Set

Input: Set(...)
$$\left\{\ldots\right\}$$

Set with given elements.

Input: Set(a, b)
$$\left\{a, b\right\}$$

Set with elements a and b (if $a = b$, this is actually a set with a single element).

Input: Set(a, b, c)
$$\left\{a, b, c\right\}$$

Set with elements a, b and c.

Input: Set(a)
$$\left\{a\right\}$$

Set with a single element.

Input: Set()
$$\left\{\right\}$$

The empty set.

Input: Set(f(n), For(n, 1, N))
$$\left\{f(1), f(2), \ldots, f(N)\right\}$$

Set with elements constructed using a generator expression.

Input: Set(f(x), ForElement(x, S))
$$\left\{ f(x) : x \in S \right\}$$

Set comprehension.

Input: Set(f(x), ForElement(x, S), P(x))
$$\left\{ f(x) : x \in S \,\mathbin{\operatorname{and}}\, P(x) \right\}$$

Set comprehension with a filter predicate.
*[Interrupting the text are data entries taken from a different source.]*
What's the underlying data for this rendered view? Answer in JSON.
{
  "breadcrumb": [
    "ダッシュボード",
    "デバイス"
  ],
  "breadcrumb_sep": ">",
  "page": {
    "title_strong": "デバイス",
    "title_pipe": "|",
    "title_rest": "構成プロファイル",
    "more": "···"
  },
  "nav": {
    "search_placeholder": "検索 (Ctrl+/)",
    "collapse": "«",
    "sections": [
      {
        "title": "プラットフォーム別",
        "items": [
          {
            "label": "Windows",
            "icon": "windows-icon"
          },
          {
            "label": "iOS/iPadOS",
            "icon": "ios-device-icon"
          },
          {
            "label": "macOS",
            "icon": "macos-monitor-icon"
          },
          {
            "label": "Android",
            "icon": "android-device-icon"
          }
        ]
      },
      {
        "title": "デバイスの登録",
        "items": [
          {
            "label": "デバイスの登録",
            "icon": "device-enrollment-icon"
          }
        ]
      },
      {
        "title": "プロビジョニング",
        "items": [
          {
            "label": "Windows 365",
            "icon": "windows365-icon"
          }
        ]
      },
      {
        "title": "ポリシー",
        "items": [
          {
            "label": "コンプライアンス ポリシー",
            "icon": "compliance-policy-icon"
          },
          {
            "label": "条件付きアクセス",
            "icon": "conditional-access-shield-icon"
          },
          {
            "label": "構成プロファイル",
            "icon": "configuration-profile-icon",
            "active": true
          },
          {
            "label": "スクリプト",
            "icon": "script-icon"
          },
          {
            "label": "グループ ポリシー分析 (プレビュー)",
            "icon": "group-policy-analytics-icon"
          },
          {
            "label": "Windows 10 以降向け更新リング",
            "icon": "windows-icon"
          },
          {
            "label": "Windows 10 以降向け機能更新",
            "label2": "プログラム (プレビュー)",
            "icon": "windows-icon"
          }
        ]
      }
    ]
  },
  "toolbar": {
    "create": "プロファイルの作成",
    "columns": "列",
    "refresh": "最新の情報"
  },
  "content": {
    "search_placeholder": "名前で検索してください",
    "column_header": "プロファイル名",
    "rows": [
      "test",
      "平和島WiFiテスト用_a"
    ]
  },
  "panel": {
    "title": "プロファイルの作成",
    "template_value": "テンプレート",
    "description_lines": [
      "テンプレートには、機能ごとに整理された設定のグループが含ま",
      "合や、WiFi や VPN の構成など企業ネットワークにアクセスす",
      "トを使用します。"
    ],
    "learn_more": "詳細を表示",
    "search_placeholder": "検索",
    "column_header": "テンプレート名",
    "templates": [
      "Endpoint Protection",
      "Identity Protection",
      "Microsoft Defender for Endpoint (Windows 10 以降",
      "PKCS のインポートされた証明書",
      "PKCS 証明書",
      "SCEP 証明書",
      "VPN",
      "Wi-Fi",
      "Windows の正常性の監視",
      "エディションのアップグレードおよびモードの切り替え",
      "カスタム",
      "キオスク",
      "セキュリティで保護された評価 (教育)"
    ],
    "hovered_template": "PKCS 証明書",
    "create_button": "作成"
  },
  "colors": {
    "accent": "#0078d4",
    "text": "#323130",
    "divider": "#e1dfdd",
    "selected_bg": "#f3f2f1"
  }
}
Input: Set(n**3+1, ForElement(n, ZZ), And(Greater(n, 1), Equal(GCD(n, m), 1)))
$$\left\{ {n}^{3} + 1 : n \in \mathbb{Z} \,\mathbin{\operatorname{and}}\, n > 1 \;\mathbin{\operatorname{and}}\; \gcd\!\left(n, m\right) = 1 \right\}$$

Set comprehension with a filter predicate.

Last updated: 2020-03-06 00:22:16